08. 06. 2018 13:49
Domestic demand, be it in the form of household consumption or investment, has driven the Slovak economy upward, growing by 3.6% in the first quarter of this year. "Steady, strong growth in household consumption has already been indicated in monthly retail sales figures, and the published GDP figures have only confirmed our expectations," said UniCredit Bank Czech Republic and Slovakia analyst Ľubomír Koršňák. "The first quarter confirmed that public investments have definitely bounced off the bottom," he added. The unemployment rate in Slovakia in the first quarter decreased to 7.1%. With employers fighting a shortage of skilled personnel in certain sectors such as automotive, IT, shared services centres but also in healthcare, the pressure on wages to grow is already visible in statistics. The average nominal monthly wage in the first quarter of this year reached €955; up by 6.5% in comparison to the same period last year.

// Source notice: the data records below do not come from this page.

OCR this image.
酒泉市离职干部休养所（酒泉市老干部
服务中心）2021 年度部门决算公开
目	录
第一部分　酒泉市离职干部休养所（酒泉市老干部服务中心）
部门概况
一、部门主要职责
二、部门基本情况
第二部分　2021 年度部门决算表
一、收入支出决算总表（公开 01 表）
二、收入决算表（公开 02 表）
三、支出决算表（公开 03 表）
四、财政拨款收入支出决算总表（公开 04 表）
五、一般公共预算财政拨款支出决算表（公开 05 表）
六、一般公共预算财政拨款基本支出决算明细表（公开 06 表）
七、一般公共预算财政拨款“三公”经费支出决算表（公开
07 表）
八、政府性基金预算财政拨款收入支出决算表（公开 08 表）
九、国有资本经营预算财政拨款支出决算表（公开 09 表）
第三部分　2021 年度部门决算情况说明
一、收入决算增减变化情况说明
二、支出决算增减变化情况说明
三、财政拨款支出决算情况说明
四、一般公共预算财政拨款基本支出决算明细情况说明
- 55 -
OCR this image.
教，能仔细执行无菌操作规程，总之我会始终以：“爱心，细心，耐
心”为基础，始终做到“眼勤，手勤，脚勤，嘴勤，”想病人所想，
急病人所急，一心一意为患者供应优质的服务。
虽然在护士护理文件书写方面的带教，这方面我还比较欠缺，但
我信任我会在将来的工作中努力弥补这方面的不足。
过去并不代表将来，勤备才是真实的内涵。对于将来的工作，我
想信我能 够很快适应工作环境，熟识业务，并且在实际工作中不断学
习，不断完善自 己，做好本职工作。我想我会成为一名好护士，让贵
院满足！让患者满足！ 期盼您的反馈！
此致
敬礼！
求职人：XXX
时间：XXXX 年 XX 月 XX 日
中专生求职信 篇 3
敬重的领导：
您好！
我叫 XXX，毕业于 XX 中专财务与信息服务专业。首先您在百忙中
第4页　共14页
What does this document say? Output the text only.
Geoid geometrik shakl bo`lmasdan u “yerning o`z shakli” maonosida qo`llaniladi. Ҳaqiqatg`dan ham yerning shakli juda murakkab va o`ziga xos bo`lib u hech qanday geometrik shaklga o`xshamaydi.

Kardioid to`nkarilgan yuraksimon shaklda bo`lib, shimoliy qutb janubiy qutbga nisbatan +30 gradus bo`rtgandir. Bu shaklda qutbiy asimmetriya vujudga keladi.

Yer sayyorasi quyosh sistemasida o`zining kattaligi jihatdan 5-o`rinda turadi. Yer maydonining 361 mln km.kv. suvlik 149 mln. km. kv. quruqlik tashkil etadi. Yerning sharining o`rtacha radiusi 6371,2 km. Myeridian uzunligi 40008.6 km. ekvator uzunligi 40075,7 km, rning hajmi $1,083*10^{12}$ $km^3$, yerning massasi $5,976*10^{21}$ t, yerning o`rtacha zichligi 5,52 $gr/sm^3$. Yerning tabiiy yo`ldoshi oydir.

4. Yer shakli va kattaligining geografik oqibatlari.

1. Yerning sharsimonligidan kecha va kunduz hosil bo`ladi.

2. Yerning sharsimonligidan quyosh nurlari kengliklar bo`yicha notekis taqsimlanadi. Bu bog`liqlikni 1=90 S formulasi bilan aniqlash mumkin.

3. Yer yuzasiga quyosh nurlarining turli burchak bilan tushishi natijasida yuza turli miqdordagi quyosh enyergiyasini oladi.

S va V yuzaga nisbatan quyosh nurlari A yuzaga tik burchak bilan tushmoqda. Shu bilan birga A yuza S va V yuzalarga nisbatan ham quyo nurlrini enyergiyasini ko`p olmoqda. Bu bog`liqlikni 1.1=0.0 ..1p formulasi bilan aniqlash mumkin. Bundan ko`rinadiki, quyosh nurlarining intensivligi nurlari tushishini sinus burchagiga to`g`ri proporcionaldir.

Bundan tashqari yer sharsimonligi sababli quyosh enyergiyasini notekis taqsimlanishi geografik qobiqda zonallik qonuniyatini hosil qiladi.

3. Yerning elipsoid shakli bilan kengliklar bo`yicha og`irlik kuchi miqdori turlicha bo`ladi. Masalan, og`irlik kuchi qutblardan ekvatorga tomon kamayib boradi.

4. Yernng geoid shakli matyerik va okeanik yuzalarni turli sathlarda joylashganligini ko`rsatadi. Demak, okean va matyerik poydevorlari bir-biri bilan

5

The Statistics Office reported that the real wages, being the amount that someone actually gets in their pockets, went up by 4.1% on average due to lower increases in consumer prices compared with the growth rate of the nominal wage.
The year 2018 should be characterised by a restart in the Slovak automotive industry, which will benefit from launches in the production of new model ranges and expanding production capacities, including the opening of a new, fourth, car production plant, according to analyst Ľubomír Koršňák. "On the other hand, growth in external demand should be gradually slowing down. Several indicators suggest that the European [but especially the German] economy probably reached its cyclical peak at the turn of the year, and growth is expected to slowly decelerate in the coming period," stated Koršňák. He believes that there are no reasons for serious concern. "Everything suggests that we aren't standing at the threshold of another crisis, and a soft landing is waiting for the European economy," he said.